Kunlun Distributed DBMS Architecture

kunlun 提交于 周五, 05/07/2021 - 11:40

Kunlun Distributed DBMS Architecture

#KunLun Distributed database cluster

KunLun distributed database cluster(Kunlun DDC) is a distributed relational database management system developed to manage massive amount (tera-bytes up to peta-bytes) of relational data and serve massive concurrent data read and/or write access workloads with low latency and high throughput. It provides robust transaction ACID guarantees, high scalability, high availability and transparent data partitioning and elastic horizontal scale-out capabilities, and standard SQL query support over distributed or partitioned data. All of these features altogether are known as NewSQL capabilities, i.e. Kunlun DDC is a NewSQL OLTP distributed RDBMS.

Users and applications could connect to Kunlun DDC using JDBC/ODBC, client libraries of PostgreSQL and MySQL in future, and client libraries for scriting languages like php/python/go/ruby/.net, and interact with Kunlun DDC exactly the same way they would do with a standalone MySQL or PostgreSQL database instance using standard SQL using standard SQL, and get all the above NewSQL benefits without any work or effort on the client side. Especially, applications can utilize OR mapping tools like hibernate and Mybatis to access relational data so as to avoid manually writing SQL statements in application code.

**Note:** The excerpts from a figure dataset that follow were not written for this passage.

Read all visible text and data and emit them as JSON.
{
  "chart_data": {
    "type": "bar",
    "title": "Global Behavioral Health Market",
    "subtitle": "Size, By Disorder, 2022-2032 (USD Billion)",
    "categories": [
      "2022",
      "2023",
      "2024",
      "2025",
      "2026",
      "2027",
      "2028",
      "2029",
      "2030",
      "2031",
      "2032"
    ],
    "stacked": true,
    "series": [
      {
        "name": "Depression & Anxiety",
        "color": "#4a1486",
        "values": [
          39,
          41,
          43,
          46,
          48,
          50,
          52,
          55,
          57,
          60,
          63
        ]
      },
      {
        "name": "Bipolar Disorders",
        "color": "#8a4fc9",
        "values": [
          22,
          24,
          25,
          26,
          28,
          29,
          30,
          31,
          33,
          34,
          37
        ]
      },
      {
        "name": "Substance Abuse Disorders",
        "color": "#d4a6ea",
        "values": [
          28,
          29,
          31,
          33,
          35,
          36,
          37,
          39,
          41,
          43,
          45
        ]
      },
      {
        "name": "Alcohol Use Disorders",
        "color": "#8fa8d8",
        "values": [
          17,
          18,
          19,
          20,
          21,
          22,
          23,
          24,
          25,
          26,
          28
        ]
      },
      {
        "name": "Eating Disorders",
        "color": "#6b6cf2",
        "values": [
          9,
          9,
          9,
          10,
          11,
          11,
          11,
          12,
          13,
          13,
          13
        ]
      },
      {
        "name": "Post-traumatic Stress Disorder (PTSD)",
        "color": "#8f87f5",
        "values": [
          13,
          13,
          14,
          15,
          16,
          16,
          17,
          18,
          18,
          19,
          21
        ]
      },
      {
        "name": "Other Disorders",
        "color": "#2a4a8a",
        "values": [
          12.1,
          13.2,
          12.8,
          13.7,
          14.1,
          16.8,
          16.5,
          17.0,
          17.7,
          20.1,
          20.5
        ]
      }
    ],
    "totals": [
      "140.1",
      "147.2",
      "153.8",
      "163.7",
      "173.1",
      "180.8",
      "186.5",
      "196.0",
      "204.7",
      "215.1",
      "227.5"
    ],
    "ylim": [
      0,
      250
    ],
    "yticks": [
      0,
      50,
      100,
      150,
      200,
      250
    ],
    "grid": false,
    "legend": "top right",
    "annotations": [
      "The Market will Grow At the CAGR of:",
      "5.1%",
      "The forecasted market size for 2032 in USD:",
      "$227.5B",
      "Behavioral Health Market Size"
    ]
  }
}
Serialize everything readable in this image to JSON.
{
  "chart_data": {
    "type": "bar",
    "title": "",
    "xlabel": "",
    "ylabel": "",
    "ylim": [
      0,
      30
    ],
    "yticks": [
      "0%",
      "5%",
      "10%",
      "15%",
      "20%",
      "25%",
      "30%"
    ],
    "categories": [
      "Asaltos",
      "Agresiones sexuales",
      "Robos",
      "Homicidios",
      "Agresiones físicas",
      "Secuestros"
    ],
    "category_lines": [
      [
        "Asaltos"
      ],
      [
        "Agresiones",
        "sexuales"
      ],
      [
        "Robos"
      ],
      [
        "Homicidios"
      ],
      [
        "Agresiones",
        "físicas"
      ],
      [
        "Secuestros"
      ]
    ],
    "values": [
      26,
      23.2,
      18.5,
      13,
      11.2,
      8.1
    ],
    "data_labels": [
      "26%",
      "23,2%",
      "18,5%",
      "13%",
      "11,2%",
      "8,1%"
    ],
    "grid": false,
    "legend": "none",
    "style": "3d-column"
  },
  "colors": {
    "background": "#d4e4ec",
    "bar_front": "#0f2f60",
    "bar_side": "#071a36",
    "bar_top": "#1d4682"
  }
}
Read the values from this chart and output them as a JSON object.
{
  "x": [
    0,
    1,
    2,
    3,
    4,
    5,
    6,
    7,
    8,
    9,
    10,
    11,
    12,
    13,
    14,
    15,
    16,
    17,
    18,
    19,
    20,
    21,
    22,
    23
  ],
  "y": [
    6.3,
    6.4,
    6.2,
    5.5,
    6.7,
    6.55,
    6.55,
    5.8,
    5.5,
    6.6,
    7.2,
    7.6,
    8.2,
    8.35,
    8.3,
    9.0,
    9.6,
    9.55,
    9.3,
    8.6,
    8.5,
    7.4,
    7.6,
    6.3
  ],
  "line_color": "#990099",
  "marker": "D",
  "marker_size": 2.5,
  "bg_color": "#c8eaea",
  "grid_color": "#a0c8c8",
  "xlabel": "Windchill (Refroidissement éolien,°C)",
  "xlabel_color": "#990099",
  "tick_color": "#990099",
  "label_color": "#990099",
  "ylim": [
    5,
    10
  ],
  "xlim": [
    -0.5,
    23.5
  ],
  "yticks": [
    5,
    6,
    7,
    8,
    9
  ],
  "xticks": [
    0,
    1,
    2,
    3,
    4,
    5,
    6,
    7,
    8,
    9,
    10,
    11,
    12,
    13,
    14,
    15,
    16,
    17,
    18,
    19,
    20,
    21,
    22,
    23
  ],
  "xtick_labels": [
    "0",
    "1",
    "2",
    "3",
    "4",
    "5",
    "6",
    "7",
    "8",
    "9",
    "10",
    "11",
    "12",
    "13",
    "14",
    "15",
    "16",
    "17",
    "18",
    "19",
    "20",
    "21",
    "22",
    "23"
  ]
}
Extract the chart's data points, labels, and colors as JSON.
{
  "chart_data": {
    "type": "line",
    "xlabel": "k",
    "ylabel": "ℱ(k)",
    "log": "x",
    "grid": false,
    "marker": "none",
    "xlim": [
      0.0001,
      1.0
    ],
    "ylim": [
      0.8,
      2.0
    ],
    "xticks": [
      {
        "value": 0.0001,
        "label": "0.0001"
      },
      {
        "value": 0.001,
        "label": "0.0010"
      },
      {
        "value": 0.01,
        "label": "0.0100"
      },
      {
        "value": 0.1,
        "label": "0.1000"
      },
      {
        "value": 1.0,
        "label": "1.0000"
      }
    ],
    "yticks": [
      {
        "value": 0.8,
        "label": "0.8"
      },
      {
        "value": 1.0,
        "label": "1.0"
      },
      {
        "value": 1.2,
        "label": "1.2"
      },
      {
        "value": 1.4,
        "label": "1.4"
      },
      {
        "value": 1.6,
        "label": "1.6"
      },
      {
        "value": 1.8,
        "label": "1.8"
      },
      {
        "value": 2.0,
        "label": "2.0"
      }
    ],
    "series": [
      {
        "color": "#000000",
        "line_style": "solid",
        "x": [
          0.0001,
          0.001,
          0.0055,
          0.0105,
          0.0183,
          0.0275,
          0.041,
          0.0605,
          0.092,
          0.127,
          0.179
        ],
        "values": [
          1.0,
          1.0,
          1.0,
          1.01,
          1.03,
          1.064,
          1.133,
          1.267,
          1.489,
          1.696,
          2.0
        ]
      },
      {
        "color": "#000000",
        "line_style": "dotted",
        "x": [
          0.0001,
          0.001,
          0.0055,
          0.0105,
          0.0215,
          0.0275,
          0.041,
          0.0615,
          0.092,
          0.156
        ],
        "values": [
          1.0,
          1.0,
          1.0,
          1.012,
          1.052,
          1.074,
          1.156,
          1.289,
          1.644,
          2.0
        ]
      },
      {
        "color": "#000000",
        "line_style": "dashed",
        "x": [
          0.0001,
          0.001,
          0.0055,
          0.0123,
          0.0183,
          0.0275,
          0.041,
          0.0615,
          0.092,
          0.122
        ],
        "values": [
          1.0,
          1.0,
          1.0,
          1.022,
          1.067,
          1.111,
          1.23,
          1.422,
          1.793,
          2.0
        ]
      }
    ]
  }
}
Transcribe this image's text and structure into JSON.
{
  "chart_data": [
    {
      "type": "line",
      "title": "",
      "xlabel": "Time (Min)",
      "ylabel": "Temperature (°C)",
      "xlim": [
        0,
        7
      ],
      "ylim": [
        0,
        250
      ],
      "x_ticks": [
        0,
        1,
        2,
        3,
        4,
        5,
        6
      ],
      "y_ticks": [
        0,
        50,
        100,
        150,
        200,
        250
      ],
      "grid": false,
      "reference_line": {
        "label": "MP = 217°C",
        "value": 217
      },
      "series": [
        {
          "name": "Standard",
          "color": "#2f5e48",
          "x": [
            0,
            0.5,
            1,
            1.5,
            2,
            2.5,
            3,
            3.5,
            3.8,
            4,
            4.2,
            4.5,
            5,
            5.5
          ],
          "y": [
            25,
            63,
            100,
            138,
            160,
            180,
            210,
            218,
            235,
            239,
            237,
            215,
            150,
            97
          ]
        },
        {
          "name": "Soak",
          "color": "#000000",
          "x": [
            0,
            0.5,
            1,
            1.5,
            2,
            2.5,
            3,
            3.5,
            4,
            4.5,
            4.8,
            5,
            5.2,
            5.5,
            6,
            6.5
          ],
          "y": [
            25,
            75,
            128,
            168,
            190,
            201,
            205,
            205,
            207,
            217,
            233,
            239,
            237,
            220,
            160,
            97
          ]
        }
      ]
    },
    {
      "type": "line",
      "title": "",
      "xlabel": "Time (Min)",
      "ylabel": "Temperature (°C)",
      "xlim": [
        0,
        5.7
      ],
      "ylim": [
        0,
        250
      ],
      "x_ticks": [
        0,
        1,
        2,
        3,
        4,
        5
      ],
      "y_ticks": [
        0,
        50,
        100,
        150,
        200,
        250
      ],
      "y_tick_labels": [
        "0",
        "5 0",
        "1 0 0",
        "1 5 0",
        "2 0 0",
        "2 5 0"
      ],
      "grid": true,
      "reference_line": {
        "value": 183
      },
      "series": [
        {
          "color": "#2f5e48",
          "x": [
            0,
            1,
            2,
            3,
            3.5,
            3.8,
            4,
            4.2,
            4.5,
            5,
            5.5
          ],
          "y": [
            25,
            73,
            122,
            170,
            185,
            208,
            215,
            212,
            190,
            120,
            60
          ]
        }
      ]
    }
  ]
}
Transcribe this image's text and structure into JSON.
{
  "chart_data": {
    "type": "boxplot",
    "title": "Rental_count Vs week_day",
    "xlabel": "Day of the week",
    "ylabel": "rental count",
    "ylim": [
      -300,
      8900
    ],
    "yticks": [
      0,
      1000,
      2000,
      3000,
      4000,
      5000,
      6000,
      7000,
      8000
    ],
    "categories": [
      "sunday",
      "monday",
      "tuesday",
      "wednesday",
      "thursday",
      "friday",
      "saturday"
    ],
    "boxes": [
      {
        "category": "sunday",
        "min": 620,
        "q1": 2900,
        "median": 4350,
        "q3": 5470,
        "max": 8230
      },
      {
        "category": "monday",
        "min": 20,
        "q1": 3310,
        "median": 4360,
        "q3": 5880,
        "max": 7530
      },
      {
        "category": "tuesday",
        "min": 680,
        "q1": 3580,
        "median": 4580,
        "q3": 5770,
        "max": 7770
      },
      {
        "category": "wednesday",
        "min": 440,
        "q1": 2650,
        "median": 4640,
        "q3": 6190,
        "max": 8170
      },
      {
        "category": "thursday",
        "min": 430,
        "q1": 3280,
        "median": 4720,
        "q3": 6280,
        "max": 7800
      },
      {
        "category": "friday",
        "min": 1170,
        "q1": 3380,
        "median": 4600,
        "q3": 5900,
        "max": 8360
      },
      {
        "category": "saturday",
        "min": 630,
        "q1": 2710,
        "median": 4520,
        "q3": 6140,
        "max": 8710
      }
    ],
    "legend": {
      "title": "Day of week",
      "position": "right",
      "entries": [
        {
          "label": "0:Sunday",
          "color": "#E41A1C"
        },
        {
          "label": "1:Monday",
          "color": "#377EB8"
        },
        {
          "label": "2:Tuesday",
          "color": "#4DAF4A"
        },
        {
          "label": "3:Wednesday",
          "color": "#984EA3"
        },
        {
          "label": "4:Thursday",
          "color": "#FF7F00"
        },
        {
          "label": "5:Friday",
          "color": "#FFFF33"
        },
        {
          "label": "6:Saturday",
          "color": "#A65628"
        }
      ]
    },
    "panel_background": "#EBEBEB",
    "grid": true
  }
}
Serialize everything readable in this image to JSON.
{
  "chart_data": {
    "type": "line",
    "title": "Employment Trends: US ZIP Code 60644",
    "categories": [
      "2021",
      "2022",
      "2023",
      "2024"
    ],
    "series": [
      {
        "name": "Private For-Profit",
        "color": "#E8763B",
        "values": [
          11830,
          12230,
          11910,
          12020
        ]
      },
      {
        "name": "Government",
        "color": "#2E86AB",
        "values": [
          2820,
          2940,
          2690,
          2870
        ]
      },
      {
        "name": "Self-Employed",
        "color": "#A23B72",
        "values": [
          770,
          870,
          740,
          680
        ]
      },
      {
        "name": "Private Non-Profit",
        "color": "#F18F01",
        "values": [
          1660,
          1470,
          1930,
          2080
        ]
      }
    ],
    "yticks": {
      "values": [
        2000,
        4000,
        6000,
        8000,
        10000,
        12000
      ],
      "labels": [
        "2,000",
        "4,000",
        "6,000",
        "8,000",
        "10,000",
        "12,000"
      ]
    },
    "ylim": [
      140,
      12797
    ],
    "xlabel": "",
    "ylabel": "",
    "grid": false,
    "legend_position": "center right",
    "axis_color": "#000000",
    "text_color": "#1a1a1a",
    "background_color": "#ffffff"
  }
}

By using Kunlun DDC, users can quickly develop robust, highly available and highly scalable information systems that are capable of processing hundreds of terabytes of data or more with no engineering effort to implement the NewSQL features, all the challenges are conquered by Kunlun DDC, which greatly reduces the cost and difficulty and timespan required to develop such system and improves the overall quality (availability, robustness, stability, scalability, and performance) of such systems.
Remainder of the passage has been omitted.